In 2006, agent Nancy Josephson left ICM after the company went through an ownership change. Endeavor quickly brought in Josephson and her clients – Friends creators Marta Kauffman and David Crane, Craig Ferguson, Tyra Banks, and director David Frankel. Soon after, ICM agents Matt Solo and Robert Newman joined as well. Solo's roster included The Shield creator Shawn Ryan, while Newman's brought esteemed film directors Guillermo del Toro, Baz Luhrmann, Danny Boyle and Robert Rodriguez.

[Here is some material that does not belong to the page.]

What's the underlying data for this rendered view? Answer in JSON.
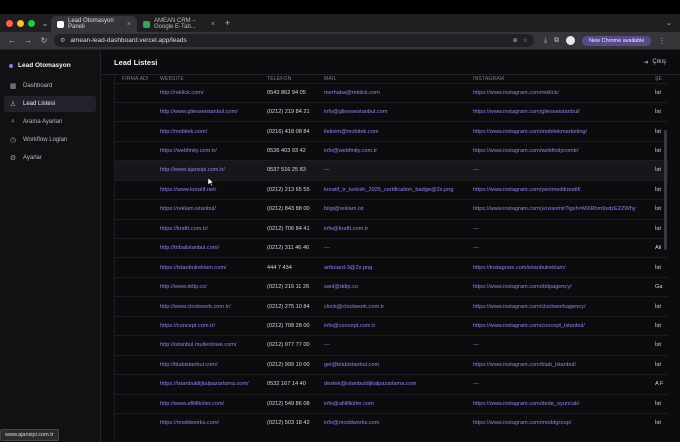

2008 brought four key additions from UTA, including talent agents Sharon Jackson and Nick Stevens. Their clients, Will Arnett, Jack Black, Jonah Hill, Amy Poehler, and Ben Stiller, bolstered the agency's comedy department.

=== 2009–present ===

In 2008, Emanuel and Whitesell began preliminary discussions with the William Morris Agency about a company merger. By April 2009, the announcement was made and William Morris Endeavor was formed. WMA relocated to Endeavor's Beverly Hills office and Emanuel and Whitesell retained the titles of Co-CEOs. Their successful partnership led Fortune to name Emanuel and Whitesell on their 2010 "Businessperson of the Year" list.

Following the disappearance of Washington Post journalist Jamal Khashoggi on 2 October 2018, and reports that a Saudi hit squad had assassinated him, Endeavor vowed to sever its ties with Saudi Arabia. Emanuel reportedly called White House senior adviser and Trump son-in-law Jared Kushner to relay his frustration and discuss withdrawing the agency from a $400 million financial deal with the regime in Saudi Arabia.